Japan's core consumer price index excluding volatile fresh food items jumped 2.1 percent in April from a year earlier, government data showed Friday. The gauge of inflation accelerated from 0.8 percent in March amid higher commodity prices and as the fading of the year-on-year effect of cheaper mobile data plans started to kick in.

Except for a one-year period between 2014 and 2015 in which the core CPI was above 2 percent due to a consumption tax hike from 5 to 8 percent, it was the first time that the figure topped 2 percent since Governor Haruhiko Kuroda took the helm of the central bank and launched powerful monetary easing in 2013.

Bank of Japan Governor Haruhiko Kuroda. (Kyodo)

The BOJ Policy Board admits that Japan will see inflation stay around 2 percent in the coming months, though the rise in core CPI will slow to 1.1 percent in the year from next April when Kuroda's current term as BOJ chief ends.

"Japan's economy has been recovering but faces downward pressure from higher commodity prices. Under such circumstances, there is nothing more important than to firmly support economic activity with powerful monetary easing," Kuroda told a parliamentary session before the release of the latest inflation data.

"Wages should increase more so households can tolerate more price hikes and the inflationary trend can become more sustainable," the governor said.

Japan is in a critical phase, economists say, as there is a question mark as to whether consumers can withstand much higher prices that would squeeze their budgets.

Naoko Ogata, a senior economist at the Japan Research Institute, said it is "inevitable" that the prospect of accelerating inflation will cool sentiment. But so-called forced savings worth around 20 trillion yen ($156 billion) and government subsidies to cushion the negative impact of higher energy costs would offer some help.

"Provided that a working family of two or more people has around 500,000 yen in forced savings, they can absorb an estimated blow of less than 100,000 yen a year from the recent inflation," Ogata said.

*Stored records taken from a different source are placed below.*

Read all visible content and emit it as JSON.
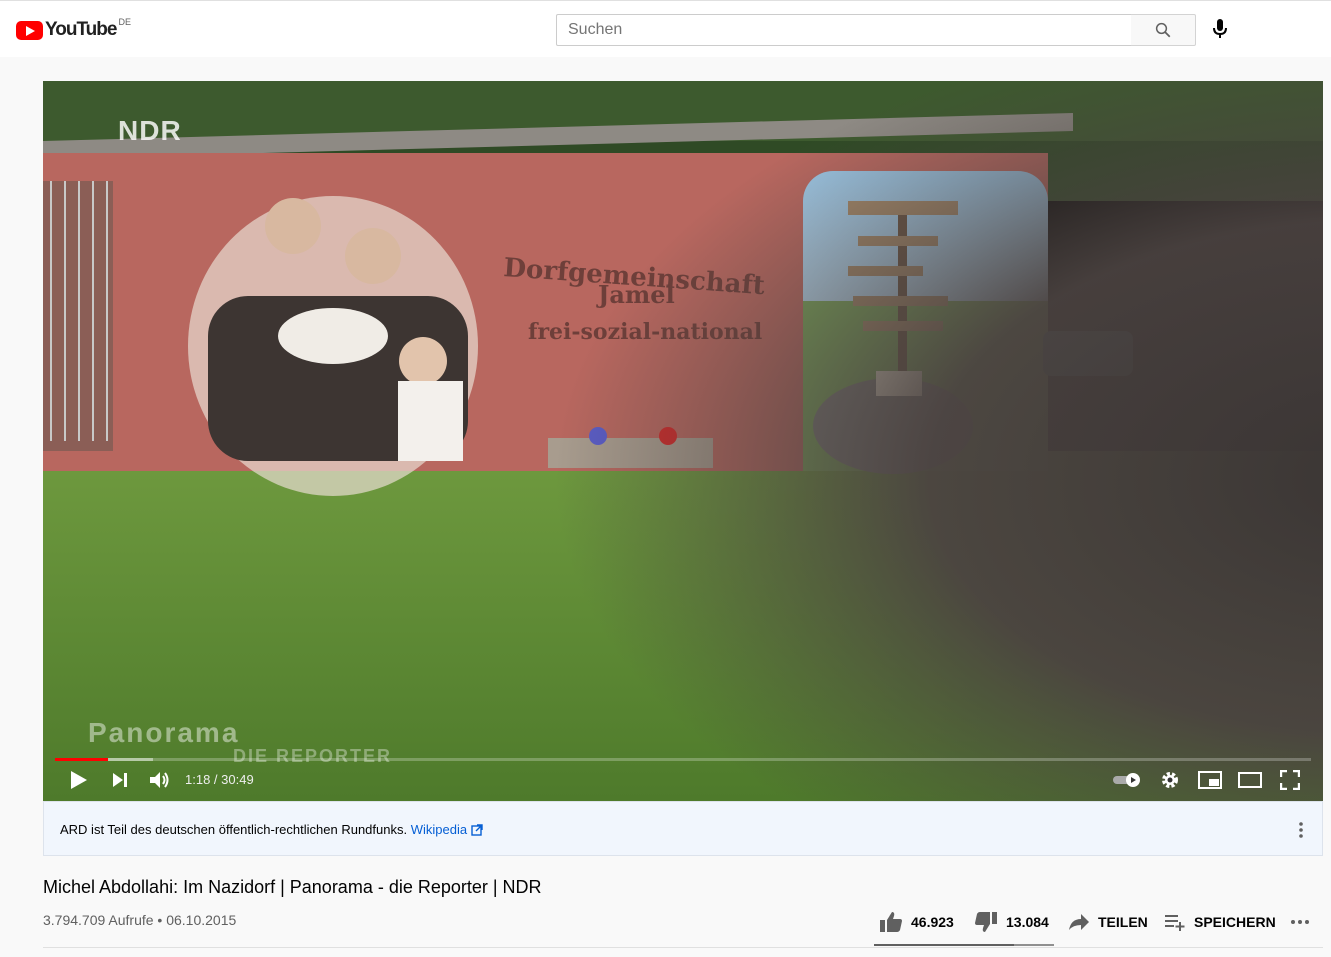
{
  "header": {
    "logo_text": "YouTube",
    "country_code": "DE",
    "search_placeholder": "Suchen"
  },
  "player": {
    "channel_watermark": "NDR",
    "show_logo": "Panorama",
    "show_subtitle": "DIE REPORTER",
    "mural_text": [
      "Dorfgemeinschaft",
      "Jamel",
      "frei-sozial-national"
    ],
    "current_time": "1:18",
    "duration": "30:49",
    "time_display": "1:18 / 30:49",
    "progress_fraction": 0.042,
    "buffer_fraction": 0.078,
    "icons": [
      "play-icon",
      "next-icon",
      "volume-icon",
      "autoplay-toggle-icon",
      "settings-icon",
      "miniplayer-icon",
      "theater-mode-icon",
      "fullscreen-icon"
    ]
  },
  "info_panel": {
    "text": "ARD ist Teil des deutschen öffentlich-rechtlichen Rundfunks.",
    "link_text": "Wikipedia"
  },
  "video": {
    "title": "Michel Abdollahi: Im Nazidorf | Panorama - die Reporter | NDR",
    "views_date": "3.794.709 Aufrufe • 06.10.2015",
    "likes": "46.923",
    "dislikes": "13.084",
    "share_label": "TEILEN",
    "save_label": "SPEICHERN",
    "like_ratio": 0.78
  },
  "colors": {
    "brand_red": "#ff0000",
    "link_blue": "#065fd4",
    "info_bg": "#f1f6fd"
  }
}
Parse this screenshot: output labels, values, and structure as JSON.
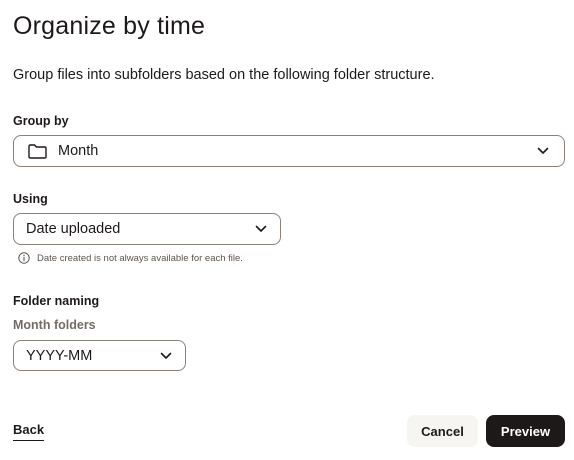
{
  "dialog": {
    "title": "Organize by time",
    "description": "Group files into subfolders based on the following folder structure."
  },
  "group_by": {
    "label": "Group by",
    "selected": "Month",
    "icon": "folder-icon"
  },
  "using": {
    "label": "Using",
    "selected": "Date uploaded",
    "hint": "Date created is not always available for each file.",
    "hint_icon": "info-icon"
  },
  "folder_naming": {
    "label": "Folder naming",
    "sublabel": "Month folders",
    "selected": "YYYY-MM"
  },
  "footer": {
    "back_label": "Back",
    "cancel_label": "Cancel",
    "preview_label": "Preview"
  },
  "colors": {
    "primary_button": "#1e1919",
    "secondary_button": "#f7f5f2",
    "border": "#8a8178",
    "muted_text": "#736c64"
  }
}
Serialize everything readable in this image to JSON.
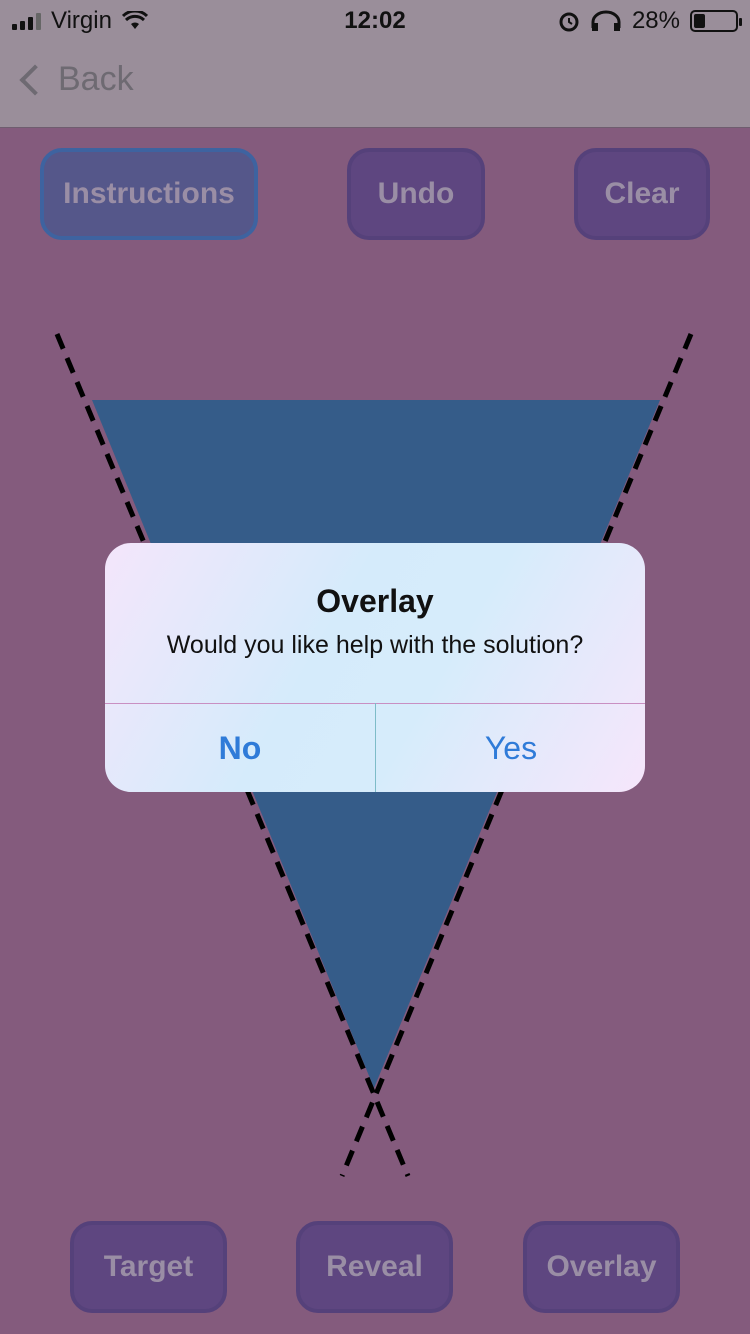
{
  "status_bar": {
    "carrier": "Virgin",
    "time": "12:02",
    "battery_percent": "28%",
    "battery_level": 0.28,
    "icons": [
      "signal-icon",
      "wifi-icon",
      "alarm-icon",
      "headphones-icon",
      "battery-icon"
    ]
  },
  "nav": {
    "back_label": "Back"
  },
  "toolbar": {
    "instructions_label": "Instructions",
    "undo_label": "Undo",
    "clear_label": "Clear"
  },
  "bottom_bar": {
    "target_label": "Target",
    "reveal_label": "Reveal",
    "overlay_label": "Overlay"
  },
  "alert": {
    "title": "Overlay",
    "message": "Would you like help with the solution?",
    "no_label": "No",
    "yes_label": "Yes"
  },
  "colors": {
    "background": "#845b7d",
    "triangle": "#355c89",
    "button": "#5e4680",
    "alert_action": "#2f7bd8"
  }
}
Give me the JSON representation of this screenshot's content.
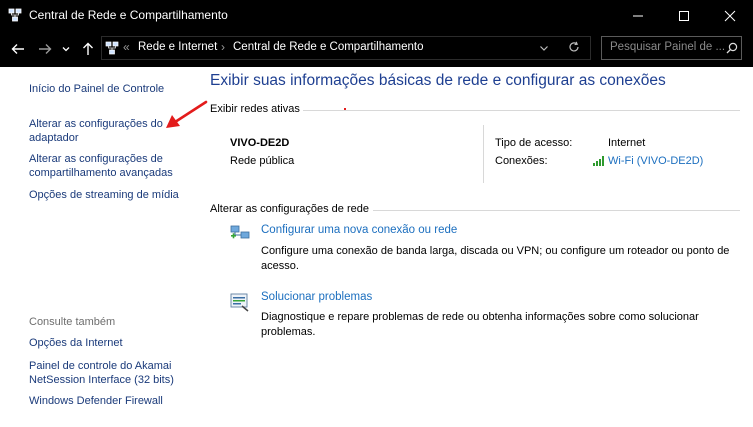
{
  "window": {
    "title": "Central de Rede e Compartilhamento",
    "minimize": "—",
    "maximize": "☐",
    "close": "✕"
  },
  "nav": {
    "back": "←",
    "forward": "→",
    "recent": "⌄",
    "up": "↑",
    "crumb_overflow": "«",
    "crumbs": [
      "Rede e Internet",
      "Central de Rede e Compartilhamento"
    ],
    "crumb_sep": "›",
    "dropdown": "⌄",
    "refresh": "↻",
    "search_placeholder": "Pesquisar Painel de ...",
    "search_icon": "magnifier-icon"
  },
  "sidebar": {
    "home": "Início do Painel de Controle",
    "links": [
      [
        "Alterar as configurações do",
        "adaptador"
      ],
      [
        "Alterar as configurações de",
        "compartilhamento avançadas"
      ],
      [
        "Opções de streaming de mídia"
      ]
    ],
    "see_also_label": "Consulte também",
    "see_also": [
      [
        "Opções da Internet"
      ],
      [
        "Painel de controle do Akamai",
        "NetSession Interface (32 bits)"
      ],
      [
        "Windows Defender Firewall"
      ]
    ]
  },
  "main": {
    "heading": "Exibir suas informações básicas de rede e configurar as conexões",
    "active_networks_label": "Exibir redes ativas",
    "network": {
      "name": "VIVO-DE2D",
      "type": "Rede pública",
      "access_label": "Tipo de acesso:",
      "access_value": "Internet",
      "connections_label": "Conexões:",
      "connections_value": "Wi-Fi (VIVO-DE2D)"
    },
    "change_settings_label": "Alterar as configurações de rede",
    "tasks": [
      {
        "icon": "new-connection-icon",
        "title": "Configurar uma nova conexão ou rede",
        "desc": [
          "Configure uma conexão de banda larga, discada ou VPN; ou configure um roteador ou ponto de",
          "acesso."
        ]
      },
      {
        "icon": "troubleshoot-icon",
        "title": "Solucionar problemas",
        "desc": [
          "Diagnostique e repare problemas de rede ou obtenha informações sobre como solucionar",
          "problemas."
        ]
      }
    ]
  },
  "colors": {
    "link": "#1c6fbf",
    "heading": "#1e3f91",
    "annotation": "#e31b1b"
  }
}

"The chances are that Japan will neither return to the days of deflation nor experience a shift toward 'good' inflation supported by robust wage growth," she added.

Even though the BOJ maintains that commodity-led inflation will not last, Deputy Governor Masayoshi Amamiya said recently that households and Japan Inc. could change the way they view prices.

In a Cabinet Office survey for April, nearly 94 percent of respondents, or households with more than two people, said prices will increase in a year from now. More than half of that group expect prices to rise by 5 percent and more.

Economists at SMBC Nikko Securities Inc. forecast the core CPI to rise 2.2 percent in the fiscal year to next March and 0.7 percent the following year.

Inflation could become a hot-button issue in the run-up to the House of Councillors election in July as consumers may feel prices are rising much faster than what the CPI figure suggests.

Prime Minister Fumio Kishida, who places great importance on the distribution of wealth, is calling for more aggressive wage hikes by companies that have recovered from the COVID-19 fallout.

Labor unions have won an average 2.1 percent increase in wages from a year earlier during this year's spring negotiations with management, according to a tally as of May by Rengo, Japan's umbrella organization for labor unions. It is the first increase of over 2 percent in three years, but wage growth is slower among smaller firms.

The absence of strong wage growth makes Japan different from the United States where inflation has reached around 8 percent and the Federal Reserve is scrambling to tame it by raising interest rates.

"The BOJ has no choice but to stick with its current monetary policy because it has seen no success in attaining the inflation target in a way that it wants to see," said Suehiro, an economist at Daiwa Securities, adding that the basic price trend has not changed without the effect of higher commodity prices.

"The time may come (for the BOJ) to reflect on roughly ten years of monetary policy as Mr. Kuroda's term is approaching its end."